Last modified: 2010-05-15 15:38:22 UTC
Sorry for mistakenly reporting this in #3738 I'm using mediawiki-1.5.0 with MySQL 4.1.14, which is set to use UTF8 as the default charset. However, because most other old web apps here use Latin1, the default connection charset is set to Latin1 (in my.cnf: init-connect = 'set names latin1'). I.e. the MySQL server keeps everything in UTF8, but talks Latin1 by default to the clients. Because mediawiki is fully capable of using UTF8, it can/should talk UTF8 directly with the database, so I changed includes/Database.php to tell MySQL that mediawiki wants to talk UTF8: --- mediawiki-1.5.0/includes/Database.php 2005-08-28 23:59:17.000000000 +0200 +++ wiki/includes/Database.php 2005-10-23 19:06:24.000000000 +0200 @@ -223,6 +223,7 @@ # may cause some operations to fail possibly. @/**/$this->mConn = mysql_connect( $server, $user, $password ); } + $this->query('SET NAMES utf8'); } if ( $dbName != '' ) { This works fine, but should probably have an additional check like: if mysql_version >= 4.1 then send "set names utf8". mediawiki-1.5.0 was also able to display everything correctly while talking Latin1 with our database, but I suppose in that case mediawiki did the translation from latin1 to utf8 (because pages were displayed in utf8). I suppose, letting the database to the translation scales better than changing encodings in PHP. Also there was a minor glitch with pages that have german umlauts in their name. The page links were displayed in red (not existing), even if they existed. And if you click the link, the edit page came up and the textbox was filled with the content of the existing page.
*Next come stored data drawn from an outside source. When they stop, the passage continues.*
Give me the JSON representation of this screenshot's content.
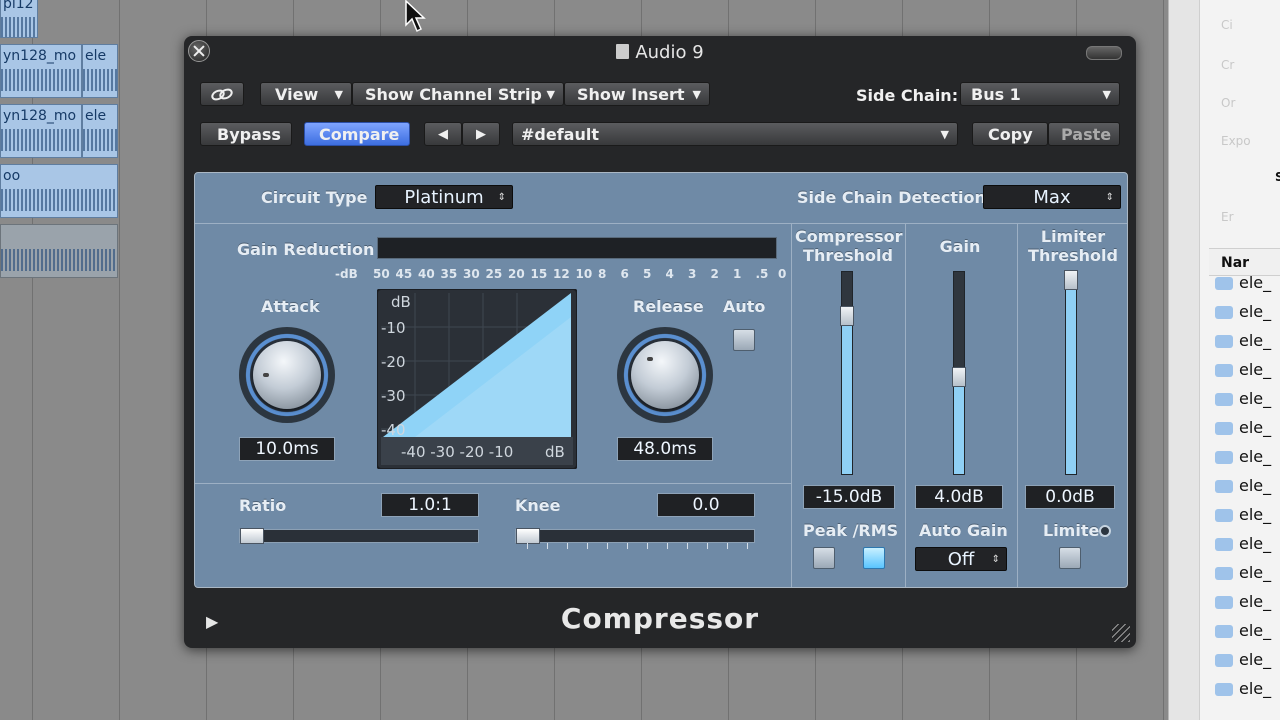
{
  "window": {
    "title": "Audio 9",
    "plugin_name": "Compressor"
  },
  "toolbar": {
    "view_label": "View",
    "show_channel_strip_label": "Show Channel Strip",
    "show_insert_label": "Show Insert",
    "side_chain_label": "Side Chain:",
    "side_chain_value": "Bus 1",
    "bypass_label": "Bypass",
    "compare_label": "Compare",
    "prev_arrow": "◀",
    "next_arrow": "▶",
    "preset_value": "#default",
    "copy_label": "Copy",
    "paste_label": "Paste"
  },
  "compressor": {
    "circuit_type_label": "Circuit Type",
    "circuit_type_value": "Platinum",
    "side_chain_detection_label": "Side Chain Detection",
    "side_chain_detection_value": "Max",
    "gain_reduction_label": "Gain Reduction",
    "gr_scale": [
      "-dB",
      "50",
      "45",
      "40",
      "35",
      "30",
      "25",
      "20",
      "15",
      "12",
      "10",
      "8",
      "6",
      "5",
      "4",
      "3",
      "2",
      "1",
      ".5",
      "0"
    ],
    "attack_label": "Attack",
    "attack_value": "10.0ms",
    "release_label": "Release",
    "release_value": "48.0ms",
    "auto_label": "Auto",
    "graph_db_label": "dB",
    "graph_y_ticks": [
      "-10",
      "-20",
      "-30",
      "-40"
    ],
    "graph_x_ticks": "-40 -30 -20 -10",
    "graph_x_unit": "dB",
    "ratio_label": "Ratio",
    "ratio_value": "1.0:1",
    "knee_label": "Knee",
    "knee_value": "0.0",
    "comp_threshold_label": "Compressor Threshold",
    "comp_threshold_value": "-15.0dB",
    "gain_label": "Gain",
    "gain_value": "4.0dB",
    "limiter_threshold_label": "Limiter Threshold",
    "limiter_threshold_value": "0.0dB",
    "peak_rms_label": "Peak /RMS",
    "auto_gain_label": "Auto Gain",
    "auto_gain_value": "Off",
    "limiter_label": "Limiter",
    "comp_threshold_level": 0.78,
    "gain_level": 0.48,
    "limiter_threshold_level": 1.0
  },
  "arrange": {
    "regions": [
      "yn128_mo",
      "ele",
      "yn128_mo",
      "ele",
      "oo",
      "pi12"
    ]
  },
  "right_panel": {
    "header": "Nar",
    "menu_items": [
      "Ci",
      "Cr",
      "Or",
      "Expo",
      "S",
      "Er"
    ],
    "rows": [
      "ele_",
      "ele_",
      "ele_",
      "ele_",
      "ele_",
      "ele_",
      "ele_",
      "ele_",
      "ele_",
      "ele_",
      "ele_",
      "ele_",
      "ele_",
      "ele_",
      "ele_"
    ]
  },
  "colors": {
    "accent": "#3d6ee0",
    "panel": "#6f8aa6",
    "fader_fill": "#8fd0f5"
  }
}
MySQL 4.1 and 5.0 have insufficent UTF-8 support as discussed on the mailing list: http://mail.wikipedia.org/pipermail/wikitech-l/2005-October/thread.html#31960
I read the entire thread and understand that the page content is not affected by any translation, because it's stored in a blob column. But in my example above the database connection charset defaults to latin1 (which is the default configuration for Gentoo Linux and probably others), which means that MySQL translates the query results from server-charset (utf8 in my case) to latin1. This results is a lot of data loss (not everything can be translated to latin1). Telling MySQL to talk utf8 turns off the translation to latin1 and page names were displayed correctly again in my case. What I mean is that mediawiki maybe shouldn't rely on the default connection charset setup but explicitly tell MySQL not to translate results. If "set names utf8" is problematic, maybe turning off conversion completely ("set character_set_results=NULL") could be an option?
Experimental support for 'set names utf8' and explicitly-defined utf8 charset on tables is in REL1_5 and HEAD. (Will be in 1.5.1 release.) While still insufficient for our use on Wikipedia because of the breakage on page titles, usernames, comments, etc, you might give this a try.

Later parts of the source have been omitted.